Under his leadership Saudi Arabia managed to come through the global recession in a better position than at the start due to government spending and high oil production. This policy breakdown has led to an estimated 4% growth in an incredibly tough climate. Although he passed away in 2015, his estate owns the world’s second largest crude oil deposit of over 265 billion barrels, accounting for a staggering 18% of global reserves. With Saudi Arabia possessing a $727 billion GDP, he had invested $130 billion into unemployment funds and housing projects to counteract the increasing unemployment number in his young country.

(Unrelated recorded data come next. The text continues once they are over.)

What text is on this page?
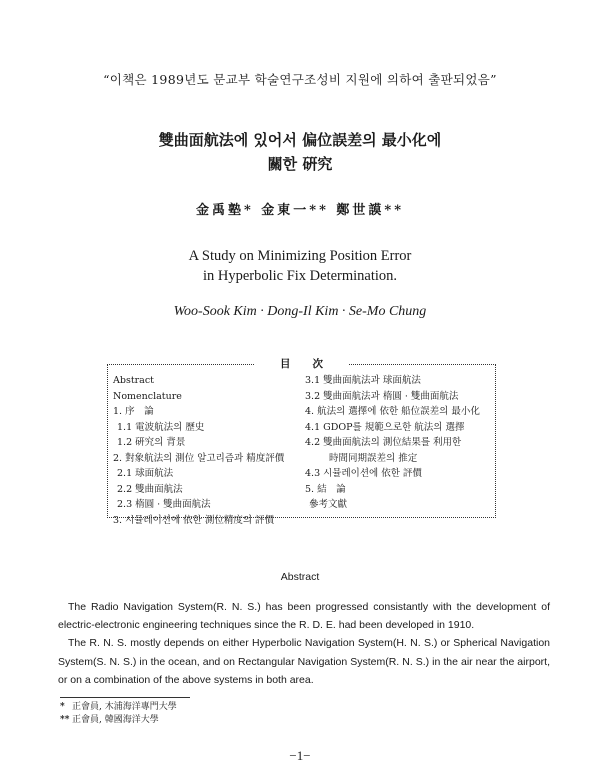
“이책은 1989년도 문교부 학술연구조성비 지원에 의하여 출판되었음”
雙曲面航法에 있어서 偏位誤差의 最小化에
關한 硏究
金禹塾* 金東一** 鄭世謨**
A Study on Minimizing Position Error
in Hyperbolic Fix Determination.
Woo-Sook Kim · Dong-Il Kim · Se-Mo Chung
目次
Abstract
Nomenclature
1. 序　論
1.1 電波航法의 歷史
1.2 硏究의 背景
2. 對象航法의 測位 알고리즘과 精度評價
2.1 球面航法
2.2 雙曲面航法
2.3 楕圓 · 雙曲面航法
3. 시뮬레이션에 依한 測位精度의 評價
3.1 雙曲面航法과 球面航法
3.2 雙曲面航法과 楕圓 · 雙曲面航法
4. 航法의 選擇에 依한 船位誤差의 最小化
4.1 GDOP를 規範으로한 航法의 選擇
4.2 雙曲面航法의 測位結果를 利用한
時間同期誤差의 推定
4.3 시뮬레이션에 依한 評價
5. 結　論
參考文獻
Abstract

The Radio Navigation System(R. N. S.) has been progressed consistantly with the development of electric-electronic engineering techniques since the R. D. E. had been developed in 1910.

The R. N. S. mostly depends on either Hyperbolic Navigation System(H. N. S.) or Spherical Navigation System(S. N. S.) in the ocean, and on Rectangular Navigation System(R. N. S.) in the air near the airport, or on a combination of the above systems in both area.

* 正會員, 木浦海洋專門大學
** 正會員, 韓國海洋大學
−1−
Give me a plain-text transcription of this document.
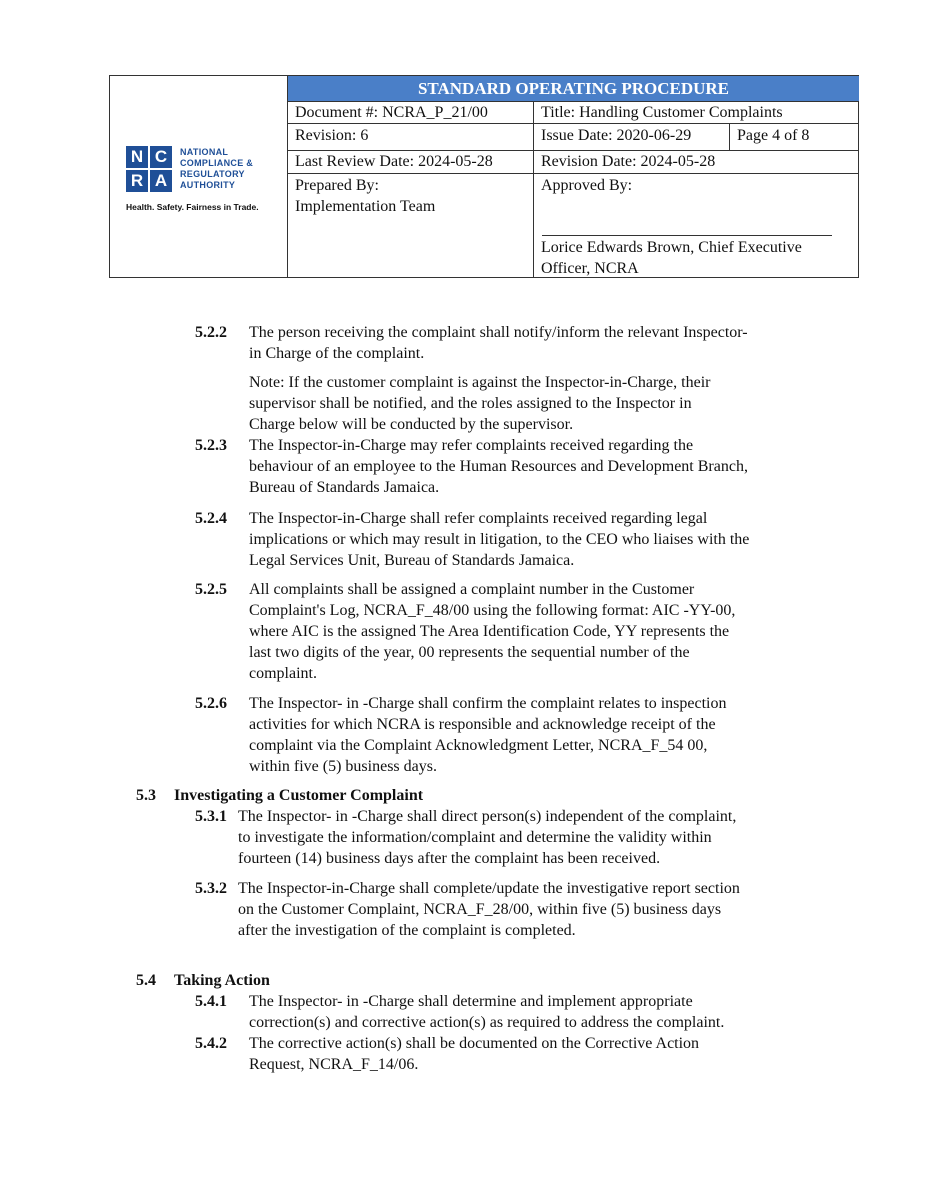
N C
R A
NATIONAL
COMPLIANCE &
REGULATORY
AUTHORITY
Health. Safety. Fairness in Trade.
STANDARD OPERATING PROCEDURE
Document #: NCRA_P_21/00	Title: Handling Customer Complaints
Revision: 6	Issue Date: 2020-06-29	Page 4 of 8
Last Review Date: 2024-05-28	Revision Date: 2024-05-28
Prepared By:
Implementation Team
Approved By:
Lorice Edwards Brown, Chief Executive
Officer, NCRA
5.2.2 The person receiving the complaint shall notify/inform the relevant Inspector-
in Charge of the complaint.
Note: If the customer complaint is against the Inspector-in-Charge, their
supervisor shall be notified, and the roles assigned to the Inspector in
Charge below will be conducted by the supervisor.
5.2.3 The Inspector-in-Charge may refer complaints received regarding the
behaviour of an employee to the Human Resources and Development Branch,
Bureau of Standards Jamaica.
5.2.4 The Inspector-in-Charge shall refer complaints received regarding legal
implications or which may result in litigation, to the CEO who liaises with the
Legal Services Unit, Bureau of Standards Jamaica.
5.2.5 All complaints shall be assigned a complaint number in the Customer
Complaint's Log, NCRA_F_48/00 using the following format: AIC -YY-00,
where AIC is the assigned The Area Identification Code, YY represents the
last two digits of the year, 00 represents the sequential number of the
complaint.
5.2.6 The Inspector- in -Charge shall confirm the complaint relates to inspection
activities for which NCRA is responsible and acknowledge receipt of the
complaint via the Complaint Acknowledgment Letter, NCRA_F_54 00,
within five (5) business days.
5.3 Investigating a Customer Complaint
5.3.1 The Inspector- in -Charge shall direct person(s) independent of the complaint,
to investigate the information/complaint and determine the validity within
fourteen (14) business days after the complaint has been received.
5.3.2 The Inspector-in-Charge shall complete/update the investigative report section
on the Customer Complaint, NCRA_F_28/00, within five (5) business days
after the investigation of the complaint is completed.
5.4 Taking Action
5.4.1 The Inspector- in -Charge shall determine and implement appropriate
correction(s) and corrective action(s) as required to address the complaint.
5.4.2 The corrective action(s) shall be documented on the Corrective Action
Request, NCRA_F_14/06.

Sultan Hassanal Bolkiah has been head of state since 1967. He led his country through the global recession; however with oil reserves expected to last only a further 25 years, his focus is now on diversifying the country’s economy to avoid disaster when reserves run out. He is also infamous for his car collection, with rumours he owns over 7,000 cars costing a grand total of $789 million. According to Guinness World Records his collection has more than 600 Rolls-Royces, 450 Ferraris and 134 Koenigseggs, making it the largest brand collection in the world. In fact, during the 1990s his family accounted for almost half of Rolls-Royce’s global sales as his family looked to add to and diversify their collection.
King Bhumibol Adulyadej passed away in 2016 after reigning for 64 years, making him the longest reigning monarch in history and the longest serving head of state in the world. He is credited with the social-economic theory of self-sufficiency, something he developed throughout his long years of study. He owned a fairly large stake in the publicly listed Siam Cement and Siam Commercial Bank, as well as Deves Insurance which was forced to go private due to the amount he invested. The king made generous contributions to different sectors of Thai society. He was considered to be the second richest head of state in the world.